Islandora-Labs / islandora_solution_pack_oralhistories

Adds all required Fedora objects to allow users to ingest and retrieve Oral Histories (video/audio) files through the Islandora interface
GNU General Public License v3.0
13 stars 23 forks source link

Transcript viewer doesn't display time cues for media longer than 1hour #147

Closed timtomch closed 4 years ago

timtomch commented 5 years ago

It looks like transcripts for media longer than 1 hour are not correctly interpreted by the transcript viewer. When timestamps are in the format HH:MM:SS.DDD, the following issues are observed

islandora

The VTT file starts with

WEBVTT

00:00:16.867 --> 00:00:18.666
( music playing )

00:00:43.359 --> 00:00:48.863
When I lied on the application,

00:00:48.865 --> 00:00:50.999
I just thought I was doing

This test video and VTT transcript file can be used to replicate this issue.

timtomch commented 4 years ago

Was someone else able to reproduce this? I'm guessing that long media files might not be uncommon, no? Ping @MarcusBarnes, or should I get in touch with someone else? Thanks!

MarcusBarnes commented 4 years ago

@timtomch My initial instinct is to look at includes/lib/VttConverter.php and see if it's handling things adequately. I haven't heard reports about this from elsewhere. I haven't personally tested but will try to do so time permitting. Thanks for the ping.

timtomch commented 4 years ago

Hi @MarcusBarnes thanks for the hint. I've come back to this, and I played around with a few test files.
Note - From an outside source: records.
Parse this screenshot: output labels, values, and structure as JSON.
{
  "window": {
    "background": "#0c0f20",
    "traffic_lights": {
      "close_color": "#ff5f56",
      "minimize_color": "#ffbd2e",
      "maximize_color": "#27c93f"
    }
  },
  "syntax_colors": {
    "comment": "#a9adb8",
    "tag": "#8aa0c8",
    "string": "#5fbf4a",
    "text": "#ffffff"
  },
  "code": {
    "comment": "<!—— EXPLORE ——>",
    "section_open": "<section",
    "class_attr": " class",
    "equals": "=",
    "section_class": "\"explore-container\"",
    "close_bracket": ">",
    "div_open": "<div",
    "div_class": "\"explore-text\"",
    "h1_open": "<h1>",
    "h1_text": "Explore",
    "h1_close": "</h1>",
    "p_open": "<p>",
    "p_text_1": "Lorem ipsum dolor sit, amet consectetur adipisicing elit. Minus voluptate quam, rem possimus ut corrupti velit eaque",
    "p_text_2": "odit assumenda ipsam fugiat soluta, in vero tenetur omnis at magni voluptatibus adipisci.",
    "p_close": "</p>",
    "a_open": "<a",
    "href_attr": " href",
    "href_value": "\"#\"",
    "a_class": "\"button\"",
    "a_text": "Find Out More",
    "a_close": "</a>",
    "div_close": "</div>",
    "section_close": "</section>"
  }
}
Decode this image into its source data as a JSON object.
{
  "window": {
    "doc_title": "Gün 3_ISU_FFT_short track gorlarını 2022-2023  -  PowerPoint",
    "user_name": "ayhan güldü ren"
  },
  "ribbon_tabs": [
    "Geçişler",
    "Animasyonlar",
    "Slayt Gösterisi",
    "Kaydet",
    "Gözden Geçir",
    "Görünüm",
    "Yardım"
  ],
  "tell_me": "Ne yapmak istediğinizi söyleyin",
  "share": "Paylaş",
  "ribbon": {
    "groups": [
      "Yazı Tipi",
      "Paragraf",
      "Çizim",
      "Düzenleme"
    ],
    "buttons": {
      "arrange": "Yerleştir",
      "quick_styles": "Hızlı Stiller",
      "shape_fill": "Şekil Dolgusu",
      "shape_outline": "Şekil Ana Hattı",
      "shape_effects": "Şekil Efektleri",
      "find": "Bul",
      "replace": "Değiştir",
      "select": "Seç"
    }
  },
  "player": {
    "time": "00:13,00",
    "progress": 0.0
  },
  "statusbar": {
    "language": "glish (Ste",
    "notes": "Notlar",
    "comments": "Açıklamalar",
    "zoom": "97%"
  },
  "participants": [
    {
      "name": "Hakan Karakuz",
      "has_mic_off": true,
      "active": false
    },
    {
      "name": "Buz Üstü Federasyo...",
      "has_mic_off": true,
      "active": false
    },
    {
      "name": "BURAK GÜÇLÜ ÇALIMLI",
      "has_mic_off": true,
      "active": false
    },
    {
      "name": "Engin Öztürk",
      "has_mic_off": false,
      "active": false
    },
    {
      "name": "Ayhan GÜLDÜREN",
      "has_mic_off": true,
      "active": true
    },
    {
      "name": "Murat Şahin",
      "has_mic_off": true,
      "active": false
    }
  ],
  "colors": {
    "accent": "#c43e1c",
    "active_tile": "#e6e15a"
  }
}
I don't think the issue is with VttConverter.php because I'm able to read cues correctly, and I'm also able to generate a cues XML by running this snippet.

However I now see that the INDEXTRANSCRIPT derivative that is generated upon ingest might be at fault. Here's the XML I'm generating (using the test objects referenced in my initial post on this issue):

<?xml version="1.0" encoding="utf-8"?>
<cues>
  <cue>
    <start>16.867</start><end>18.666</end>
    <speaker><![CDATA[]]></speaker><vtt_text><![CDATA[( music playing
)]]></vtt_text>
  </cue>
  <cue>
    <start>43.359</start><end>48.863</end><speaker><![CDATA[]]></speaker><vtt_text><![CDATA[When I lied on the
application,]]></vtt_text>
  </cue>
  ...

And here's the INDEXTRANSCRIPT content:

<?xml version="1.0" encoding="utf-8"?>
<cues>
   <cue>
      <start>0.867</start><end>0.666</end><speaker><![CDATA[]]></speaker><vtt_text><![CDATA[( music playing )]]></vtt_text>
   </cue>
   <cue>
      <start>0.359</start><end>0.863</end><speaker><![CDATA[]]></speaker><vtt_text><![CDATA[When I lied on the application,]]></vtt_text>
   </cue>

As you can see, it looks like the seconds are being trimmed here.

I'm unclear what part of the module is being run to generate INDEXTRANSCRIPT, can you help me figure this out?

MarcusBarnes commented 4 years ago

@Natkeeran Based on @timtomch lastest observation, does this suggests that a fix to the issue may be sought by adjusting XSLTs? See: https://github.com/Islandora-Labs/islandora_solution_pack_oralhistories/tree/7.x/xsl/

timtomch commented 4 years ago

Thank you @MarcusBarnes. I tried running my "clean" XML against either transforms in the xsl directory, and they don't seem to be the culprit for clipping the time cues. @Natkeeran can you point me to the process that generates the INDEXTRANSCRIPT derivative?

timtomch commented 4 years ago

Update on this: I cannot replicate the issue on a fresh Islandora 7 install (ISLE), where the solution pack behaves correctly without truncating the time cues. The issue must therefore be with local configuration/conflict. I would appreciate help in resolving it, but since this does not appear to be a bug with the module, I will close this issue now.

Natkeeran commented 4 years ago

@timtomch

Sorry missed this one.

INDEXTRANSCRIPT transcript gets created here: https://github.com/Islandora-Labs/islandora_solution_pack_oralhistories/blob/7.x/includes/derivatives.inc#L113

timtomch commented 4 years ago

So to my eternal shame, it would appear that this issue had in fact been addressed by 226b09. For some reason the repo wasn't syncing on our production server. Pulling the latest version resolved the issue. So sorry for the trouble...